Din’s father–he had come too, and stood by her now, one of her riders, nothing more. Din was there, against the wall; and Paeia stood close by her side. And Cloud and Cloud’s father, one of the long line of Cloud, same as Paeia, but of Windward Tower–he had come. So all her men were here, and their kin; and two of her sons.

“Why didn’t you kill me?” Taem asked her outright. And that was like him too.

205 CR, day 51

Notes, coded journal Dr. E. McGee

Elai has called the seaward towers to her aid, brought in this former mate of hers… Taem’s father. Taem Eldest of New Tower. He’s dangerous. You can see the way the calibans behave, up on their four legs, crests up. His caliban is trouble, Elai said once. I see what she means This manis trouble.

“Why didn’t you kill me?” he asked her right there in hall, and everyone seemed to be asking himself that question. I think he was insulted she hadn’t tried. He came with all his riders, all of them just across the river, but he came into First Tower alone, and that took nerve, the kind of craziness Calibans instill. I think he was reading Patterns all the way, that he could get away with it. That he had to come because she wouldn’t come out to him; that he had to swallow the fish’s tail, they say on the Cloud, when they mean that’s all you’ve got left for choices. It galled him.

Elai just looked at him, never getting up from her chair, and made some sign I couldn’t read all of, but it was something like dismissing him as a threat, which didn’t please him. “This isn’t Styx,” she said then. “I don’t have Jin’s ma

“How’s the boy?” Taem asked then.

“He’s well,” she said.

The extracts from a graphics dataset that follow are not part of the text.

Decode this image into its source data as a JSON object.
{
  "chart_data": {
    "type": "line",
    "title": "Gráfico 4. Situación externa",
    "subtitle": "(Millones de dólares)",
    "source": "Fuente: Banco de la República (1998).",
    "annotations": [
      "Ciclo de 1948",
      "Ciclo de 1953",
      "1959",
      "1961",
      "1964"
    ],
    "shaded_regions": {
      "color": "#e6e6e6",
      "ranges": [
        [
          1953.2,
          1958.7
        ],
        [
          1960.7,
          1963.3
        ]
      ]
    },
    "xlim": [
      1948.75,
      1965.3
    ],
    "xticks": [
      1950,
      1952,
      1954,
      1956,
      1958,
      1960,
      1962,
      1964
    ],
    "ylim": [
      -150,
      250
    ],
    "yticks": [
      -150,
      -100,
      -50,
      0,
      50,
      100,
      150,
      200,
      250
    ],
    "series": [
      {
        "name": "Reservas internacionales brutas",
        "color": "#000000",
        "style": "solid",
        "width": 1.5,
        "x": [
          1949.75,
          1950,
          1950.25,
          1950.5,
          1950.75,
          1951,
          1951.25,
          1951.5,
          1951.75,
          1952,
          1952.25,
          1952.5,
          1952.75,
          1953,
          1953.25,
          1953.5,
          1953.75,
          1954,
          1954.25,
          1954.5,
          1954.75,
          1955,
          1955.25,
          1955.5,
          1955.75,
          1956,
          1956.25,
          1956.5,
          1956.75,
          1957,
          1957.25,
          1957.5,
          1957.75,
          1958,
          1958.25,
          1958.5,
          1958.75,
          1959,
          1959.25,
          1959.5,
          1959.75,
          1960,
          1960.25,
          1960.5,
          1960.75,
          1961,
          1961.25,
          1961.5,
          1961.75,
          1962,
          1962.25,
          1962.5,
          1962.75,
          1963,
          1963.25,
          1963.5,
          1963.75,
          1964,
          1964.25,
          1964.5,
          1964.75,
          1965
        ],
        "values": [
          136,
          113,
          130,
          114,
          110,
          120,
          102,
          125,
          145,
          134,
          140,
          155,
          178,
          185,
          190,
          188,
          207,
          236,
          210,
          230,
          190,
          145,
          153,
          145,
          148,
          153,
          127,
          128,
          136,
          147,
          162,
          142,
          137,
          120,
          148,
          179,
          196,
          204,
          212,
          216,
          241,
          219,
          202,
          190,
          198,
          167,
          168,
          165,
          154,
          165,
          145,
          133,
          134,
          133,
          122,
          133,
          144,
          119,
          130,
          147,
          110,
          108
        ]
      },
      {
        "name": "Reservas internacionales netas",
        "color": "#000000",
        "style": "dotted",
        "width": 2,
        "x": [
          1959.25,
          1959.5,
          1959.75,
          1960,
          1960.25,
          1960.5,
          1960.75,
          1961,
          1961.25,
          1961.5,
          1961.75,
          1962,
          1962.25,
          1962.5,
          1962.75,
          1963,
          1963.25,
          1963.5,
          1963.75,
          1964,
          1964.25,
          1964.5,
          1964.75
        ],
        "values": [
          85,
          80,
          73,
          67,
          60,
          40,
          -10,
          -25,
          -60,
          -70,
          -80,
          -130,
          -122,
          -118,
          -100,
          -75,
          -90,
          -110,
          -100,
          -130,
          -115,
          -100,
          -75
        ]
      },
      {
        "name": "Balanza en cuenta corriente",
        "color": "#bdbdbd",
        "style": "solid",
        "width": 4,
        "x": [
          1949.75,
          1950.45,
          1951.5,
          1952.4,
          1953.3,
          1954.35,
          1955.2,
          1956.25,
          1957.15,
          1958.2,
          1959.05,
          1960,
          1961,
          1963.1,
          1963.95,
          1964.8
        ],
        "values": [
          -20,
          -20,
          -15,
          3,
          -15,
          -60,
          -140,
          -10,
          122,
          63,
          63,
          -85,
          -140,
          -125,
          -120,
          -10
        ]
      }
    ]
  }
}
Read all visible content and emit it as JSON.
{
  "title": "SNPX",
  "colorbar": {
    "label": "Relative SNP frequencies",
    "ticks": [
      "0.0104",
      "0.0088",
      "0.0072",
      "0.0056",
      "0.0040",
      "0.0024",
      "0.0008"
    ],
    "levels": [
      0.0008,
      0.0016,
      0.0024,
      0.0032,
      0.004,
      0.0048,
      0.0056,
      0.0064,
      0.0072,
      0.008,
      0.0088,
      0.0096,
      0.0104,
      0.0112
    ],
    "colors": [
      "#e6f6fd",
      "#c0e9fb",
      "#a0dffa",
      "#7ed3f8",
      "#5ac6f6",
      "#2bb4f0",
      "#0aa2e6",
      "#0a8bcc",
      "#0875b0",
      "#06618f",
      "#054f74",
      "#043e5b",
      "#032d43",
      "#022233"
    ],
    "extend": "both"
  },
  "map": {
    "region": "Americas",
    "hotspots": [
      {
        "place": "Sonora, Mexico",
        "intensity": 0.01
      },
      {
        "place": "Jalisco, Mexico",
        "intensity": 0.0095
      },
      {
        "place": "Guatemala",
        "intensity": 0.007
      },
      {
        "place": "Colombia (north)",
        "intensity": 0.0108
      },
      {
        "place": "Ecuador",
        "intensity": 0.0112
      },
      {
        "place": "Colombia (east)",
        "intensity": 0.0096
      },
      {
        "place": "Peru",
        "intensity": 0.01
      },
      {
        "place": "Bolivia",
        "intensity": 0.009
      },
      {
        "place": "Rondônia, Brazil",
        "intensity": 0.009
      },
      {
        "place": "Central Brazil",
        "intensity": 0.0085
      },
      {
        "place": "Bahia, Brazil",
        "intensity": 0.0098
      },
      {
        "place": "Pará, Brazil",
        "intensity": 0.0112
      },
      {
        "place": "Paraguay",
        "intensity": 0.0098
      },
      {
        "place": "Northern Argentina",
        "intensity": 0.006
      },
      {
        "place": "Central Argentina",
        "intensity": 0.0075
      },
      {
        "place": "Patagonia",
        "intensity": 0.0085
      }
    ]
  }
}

Taem had to know about his son, that Elai’s Taem had gone down to the Weirds; too much news travels unspoken, everywhere. But news about the Weirds, that have no name–well, that could be different. “I saw him this morning,” Elai said.

He’s a handsome man, this Taem. I see what attracted Elai to him in spite of other troubles. He’s none so old, this Taem Eldest: good‑looking, straight and mean and trim; wears his hair braided at the crown, and a tot of ornament: he’s rich as a Cloudsider can, be, and those riders of his are part of it. I never saw a man move like that, like he owned whatever space he was in.